Cependant, les communistes estiment que la tentative de putsch est le “résultat logique” de ce qu’ils qualifient de “gestion calamiteuse” du pouvoir en place. Ils dénoncent notamment une “dictature fasciste”, des “coups d’État institutionnels à répétition” et l’adoption d’une “Constitution monarchique” qui, selon eux, aurait fermé les espaces d’expression démocratique.Pour le PCB, le climat politique actuel pourrait favoriser de nouveaux épisodes d’instabilité si aucune réforme profonde n’est engagée.
Accusations d’ingérence franco-nigériane
Le point le plus saillant du communiqué concerne l’implication présumée de forces étrangères dans la gestion de la crise. Le PCB affirme que l’intervention des avions de chasse nigérians, partis de Lagos, et l’action de forces françaises basées au Bénin auraient été décisives pour repousser les putschistes.
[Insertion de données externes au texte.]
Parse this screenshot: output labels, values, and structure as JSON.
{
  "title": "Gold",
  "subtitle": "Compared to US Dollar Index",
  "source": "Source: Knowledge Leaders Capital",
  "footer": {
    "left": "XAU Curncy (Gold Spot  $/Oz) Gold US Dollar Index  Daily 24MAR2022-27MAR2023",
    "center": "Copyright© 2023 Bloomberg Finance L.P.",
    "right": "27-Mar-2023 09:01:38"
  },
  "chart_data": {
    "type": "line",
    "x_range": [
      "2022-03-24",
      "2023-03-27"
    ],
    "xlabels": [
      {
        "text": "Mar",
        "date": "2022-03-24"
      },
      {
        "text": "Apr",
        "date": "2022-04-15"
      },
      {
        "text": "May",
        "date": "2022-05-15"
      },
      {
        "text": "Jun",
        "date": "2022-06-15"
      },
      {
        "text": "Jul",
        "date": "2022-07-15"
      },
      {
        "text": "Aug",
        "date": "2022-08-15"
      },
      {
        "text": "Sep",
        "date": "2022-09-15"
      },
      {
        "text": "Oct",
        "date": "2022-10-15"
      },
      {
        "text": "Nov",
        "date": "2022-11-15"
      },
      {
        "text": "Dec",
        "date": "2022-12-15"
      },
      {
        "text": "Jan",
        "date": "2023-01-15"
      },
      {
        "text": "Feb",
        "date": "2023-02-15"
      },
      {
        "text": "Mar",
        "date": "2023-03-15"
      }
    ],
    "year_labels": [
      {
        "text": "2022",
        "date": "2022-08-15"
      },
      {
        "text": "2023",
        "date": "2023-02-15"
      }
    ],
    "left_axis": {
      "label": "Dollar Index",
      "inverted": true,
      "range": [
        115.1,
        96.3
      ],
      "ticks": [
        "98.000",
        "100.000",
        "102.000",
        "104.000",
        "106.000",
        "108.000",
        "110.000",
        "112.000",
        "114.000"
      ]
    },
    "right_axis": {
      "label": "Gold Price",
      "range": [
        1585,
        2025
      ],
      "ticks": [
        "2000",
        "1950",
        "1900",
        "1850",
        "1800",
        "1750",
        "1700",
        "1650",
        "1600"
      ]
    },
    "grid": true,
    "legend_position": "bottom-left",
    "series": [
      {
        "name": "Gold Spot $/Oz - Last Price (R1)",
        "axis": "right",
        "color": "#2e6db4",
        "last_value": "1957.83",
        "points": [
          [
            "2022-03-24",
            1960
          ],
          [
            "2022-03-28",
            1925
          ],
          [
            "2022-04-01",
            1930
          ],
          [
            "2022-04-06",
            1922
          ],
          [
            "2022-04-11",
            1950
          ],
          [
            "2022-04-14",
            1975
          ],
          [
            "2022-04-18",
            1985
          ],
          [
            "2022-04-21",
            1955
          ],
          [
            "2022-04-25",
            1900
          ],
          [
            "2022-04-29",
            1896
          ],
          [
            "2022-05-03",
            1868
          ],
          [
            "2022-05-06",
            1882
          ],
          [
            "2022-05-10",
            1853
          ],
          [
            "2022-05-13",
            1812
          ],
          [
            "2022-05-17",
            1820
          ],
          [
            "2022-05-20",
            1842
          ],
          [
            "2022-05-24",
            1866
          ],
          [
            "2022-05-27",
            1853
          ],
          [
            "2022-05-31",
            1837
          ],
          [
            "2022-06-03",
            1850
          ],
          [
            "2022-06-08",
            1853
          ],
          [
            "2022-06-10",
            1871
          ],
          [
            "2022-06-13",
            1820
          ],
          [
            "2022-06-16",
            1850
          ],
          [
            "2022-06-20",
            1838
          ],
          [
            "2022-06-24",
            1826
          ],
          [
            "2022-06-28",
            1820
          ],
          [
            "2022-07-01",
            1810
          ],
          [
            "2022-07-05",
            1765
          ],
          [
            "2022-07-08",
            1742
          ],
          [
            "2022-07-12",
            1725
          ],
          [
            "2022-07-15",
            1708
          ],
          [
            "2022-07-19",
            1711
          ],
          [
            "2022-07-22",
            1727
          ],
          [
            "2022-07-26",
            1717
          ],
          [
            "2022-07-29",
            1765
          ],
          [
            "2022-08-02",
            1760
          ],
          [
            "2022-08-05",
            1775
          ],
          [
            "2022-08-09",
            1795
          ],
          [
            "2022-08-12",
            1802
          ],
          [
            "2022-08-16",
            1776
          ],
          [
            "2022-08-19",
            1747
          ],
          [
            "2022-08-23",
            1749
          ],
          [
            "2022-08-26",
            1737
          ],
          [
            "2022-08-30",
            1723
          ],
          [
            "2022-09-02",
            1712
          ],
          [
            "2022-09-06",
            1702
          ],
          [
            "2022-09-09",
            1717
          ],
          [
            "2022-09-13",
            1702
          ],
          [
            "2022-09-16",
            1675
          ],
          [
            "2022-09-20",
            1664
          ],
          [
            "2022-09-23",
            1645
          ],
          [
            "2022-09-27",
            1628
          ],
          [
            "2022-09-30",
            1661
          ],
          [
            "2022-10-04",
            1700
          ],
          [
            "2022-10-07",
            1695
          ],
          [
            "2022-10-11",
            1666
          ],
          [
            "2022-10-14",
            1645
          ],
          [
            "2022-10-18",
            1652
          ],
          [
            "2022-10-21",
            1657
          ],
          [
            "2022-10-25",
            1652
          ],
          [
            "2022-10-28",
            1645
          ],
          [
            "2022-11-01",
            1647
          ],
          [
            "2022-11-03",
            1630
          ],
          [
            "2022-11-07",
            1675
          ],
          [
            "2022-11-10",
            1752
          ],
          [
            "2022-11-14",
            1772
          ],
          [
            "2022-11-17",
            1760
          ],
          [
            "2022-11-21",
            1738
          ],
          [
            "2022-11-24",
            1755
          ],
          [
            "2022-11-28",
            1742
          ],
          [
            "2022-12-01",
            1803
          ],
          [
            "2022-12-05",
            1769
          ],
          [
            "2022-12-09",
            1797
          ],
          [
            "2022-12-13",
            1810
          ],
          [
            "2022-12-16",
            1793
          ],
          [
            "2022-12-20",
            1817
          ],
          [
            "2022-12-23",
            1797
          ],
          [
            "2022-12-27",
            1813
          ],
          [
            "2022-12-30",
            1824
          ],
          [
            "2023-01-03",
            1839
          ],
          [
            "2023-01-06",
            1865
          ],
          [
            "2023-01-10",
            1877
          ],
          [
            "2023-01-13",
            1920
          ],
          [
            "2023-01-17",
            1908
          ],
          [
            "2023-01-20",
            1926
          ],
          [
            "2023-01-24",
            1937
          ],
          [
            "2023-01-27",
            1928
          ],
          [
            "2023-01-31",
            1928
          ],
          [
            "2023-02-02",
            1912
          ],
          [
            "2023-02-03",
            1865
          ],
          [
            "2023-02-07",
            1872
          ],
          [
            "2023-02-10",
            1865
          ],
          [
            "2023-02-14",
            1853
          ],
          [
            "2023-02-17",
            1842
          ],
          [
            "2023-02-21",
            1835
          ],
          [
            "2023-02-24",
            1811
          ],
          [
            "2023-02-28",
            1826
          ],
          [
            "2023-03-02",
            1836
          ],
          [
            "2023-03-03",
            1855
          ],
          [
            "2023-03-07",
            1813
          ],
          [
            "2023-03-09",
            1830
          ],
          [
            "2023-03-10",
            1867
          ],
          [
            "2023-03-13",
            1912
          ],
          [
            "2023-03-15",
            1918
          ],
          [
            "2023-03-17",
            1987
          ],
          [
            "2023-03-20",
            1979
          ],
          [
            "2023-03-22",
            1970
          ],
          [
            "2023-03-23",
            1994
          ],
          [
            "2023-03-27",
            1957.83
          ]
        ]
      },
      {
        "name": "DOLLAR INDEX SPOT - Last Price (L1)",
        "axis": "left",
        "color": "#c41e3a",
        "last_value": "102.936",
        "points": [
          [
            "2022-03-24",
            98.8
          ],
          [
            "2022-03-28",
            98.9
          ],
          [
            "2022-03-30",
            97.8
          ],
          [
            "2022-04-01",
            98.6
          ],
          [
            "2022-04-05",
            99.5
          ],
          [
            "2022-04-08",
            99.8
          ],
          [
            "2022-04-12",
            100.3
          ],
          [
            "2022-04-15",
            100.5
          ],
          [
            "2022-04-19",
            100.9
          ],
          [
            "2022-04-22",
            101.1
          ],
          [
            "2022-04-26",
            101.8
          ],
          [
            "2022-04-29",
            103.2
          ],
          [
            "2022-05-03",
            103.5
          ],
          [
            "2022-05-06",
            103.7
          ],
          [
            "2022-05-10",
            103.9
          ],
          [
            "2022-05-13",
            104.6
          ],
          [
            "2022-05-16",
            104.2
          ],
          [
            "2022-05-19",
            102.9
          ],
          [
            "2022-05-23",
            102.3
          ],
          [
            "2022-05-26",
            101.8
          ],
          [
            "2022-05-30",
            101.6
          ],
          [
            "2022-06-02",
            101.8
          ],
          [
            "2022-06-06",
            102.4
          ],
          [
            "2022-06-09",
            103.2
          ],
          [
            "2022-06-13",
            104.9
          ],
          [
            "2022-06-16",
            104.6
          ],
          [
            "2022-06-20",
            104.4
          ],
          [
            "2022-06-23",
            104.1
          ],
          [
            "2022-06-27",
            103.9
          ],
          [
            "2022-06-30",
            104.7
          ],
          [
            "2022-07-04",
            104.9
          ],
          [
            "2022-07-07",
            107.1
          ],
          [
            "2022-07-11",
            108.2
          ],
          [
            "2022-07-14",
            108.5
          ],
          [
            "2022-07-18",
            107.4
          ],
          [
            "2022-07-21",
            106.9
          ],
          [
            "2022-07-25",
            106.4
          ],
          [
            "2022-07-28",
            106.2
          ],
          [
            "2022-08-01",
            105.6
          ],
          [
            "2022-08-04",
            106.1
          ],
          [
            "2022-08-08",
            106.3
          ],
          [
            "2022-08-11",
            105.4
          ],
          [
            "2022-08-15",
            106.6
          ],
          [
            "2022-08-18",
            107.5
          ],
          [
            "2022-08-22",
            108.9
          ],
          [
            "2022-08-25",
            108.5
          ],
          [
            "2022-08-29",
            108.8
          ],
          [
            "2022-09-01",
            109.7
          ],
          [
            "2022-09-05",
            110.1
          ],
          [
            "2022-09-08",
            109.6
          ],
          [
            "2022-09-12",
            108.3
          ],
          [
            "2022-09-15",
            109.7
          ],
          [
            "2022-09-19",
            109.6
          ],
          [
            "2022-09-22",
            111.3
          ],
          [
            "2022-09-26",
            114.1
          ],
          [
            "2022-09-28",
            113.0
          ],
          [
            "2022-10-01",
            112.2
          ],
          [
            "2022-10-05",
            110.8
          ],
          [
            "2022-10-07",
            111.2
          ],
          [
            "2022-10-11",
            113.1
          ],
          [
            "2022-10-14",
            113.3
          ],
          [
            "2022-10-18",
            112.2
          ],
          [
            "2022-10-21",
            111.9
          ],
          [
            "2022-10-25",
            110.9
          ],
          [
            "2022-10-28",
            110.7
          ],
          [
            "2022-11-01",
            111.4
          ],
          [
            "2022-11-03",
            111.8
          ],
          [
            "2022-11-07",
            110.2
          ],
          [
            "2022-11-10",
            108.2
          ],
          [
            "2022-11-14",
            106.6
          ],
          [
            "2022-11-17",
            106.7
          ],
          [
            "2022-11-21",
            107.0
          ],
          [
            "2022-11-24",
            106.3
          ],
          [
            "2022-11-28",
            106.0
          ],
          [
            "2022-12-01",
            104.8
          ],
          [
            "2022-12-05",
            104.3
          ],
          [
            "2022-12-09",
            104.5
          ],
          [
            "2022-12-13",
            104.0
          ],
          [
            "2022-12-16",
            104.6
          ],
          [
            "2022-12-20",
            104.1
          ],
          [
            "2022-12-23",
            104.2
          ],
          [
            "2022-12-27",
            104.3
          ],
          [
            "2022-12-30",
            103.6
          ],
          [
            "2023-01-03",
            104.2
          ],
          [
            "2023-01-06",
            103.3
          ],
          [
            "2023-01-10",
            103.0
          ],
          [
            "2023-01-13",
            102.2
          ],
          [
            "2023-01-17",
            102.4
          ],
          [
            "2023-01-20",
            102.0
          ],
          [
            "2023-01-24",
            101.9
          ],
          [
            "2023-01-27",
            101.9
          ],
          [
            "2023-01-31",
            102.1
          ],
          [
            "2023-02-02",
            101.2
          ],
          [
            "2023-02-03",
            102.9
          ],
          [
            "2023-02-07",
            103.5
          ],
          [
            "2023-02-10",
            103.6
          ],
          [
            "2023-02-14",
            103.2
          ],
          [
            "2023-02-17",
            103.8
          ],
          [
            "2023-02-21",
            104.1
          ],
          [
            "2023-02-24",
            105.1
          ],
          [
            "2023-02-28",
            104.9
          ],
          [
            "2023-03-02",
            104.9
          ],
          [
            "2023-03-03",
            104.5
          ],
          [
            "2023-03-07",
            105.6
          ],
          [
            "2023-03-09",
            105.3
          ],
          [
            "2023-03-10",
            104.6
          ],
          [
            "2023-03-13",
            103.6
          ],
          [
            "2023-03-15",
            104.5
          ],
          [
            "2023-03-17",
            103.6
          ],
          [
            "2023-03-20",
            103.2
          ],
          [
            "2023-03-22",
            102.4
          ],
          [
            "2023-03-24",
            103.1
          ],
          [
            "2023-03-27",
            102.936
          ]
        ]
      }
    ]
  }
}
Le parti évoque un rôle direct joué par le président français Emmanuel Macron, qui aurait, selon ses dires, sollicité son homologue nigérian Bola Tinubu au nom de la CEDEAO.Pour le PCB, cette intervention constitue une “humiliation” pour les institutions béninoises et s’apparente à une “mise sous tutelle” du Bénin. Le parti parle même d’une “transformation pure et simple du Bénin en une colonie française”.
Appel au départ des forces étrangères
Fidèle à sa ligne anti-impérialiste, le Parti communiste réaffirme que les crises internes doivent être résolues “par les Béninois eux-mêmes”.Il condamne “l’intervention franco-nigériane” et demande le “départ immédiat” des forces étrangères présentes sur le territoire.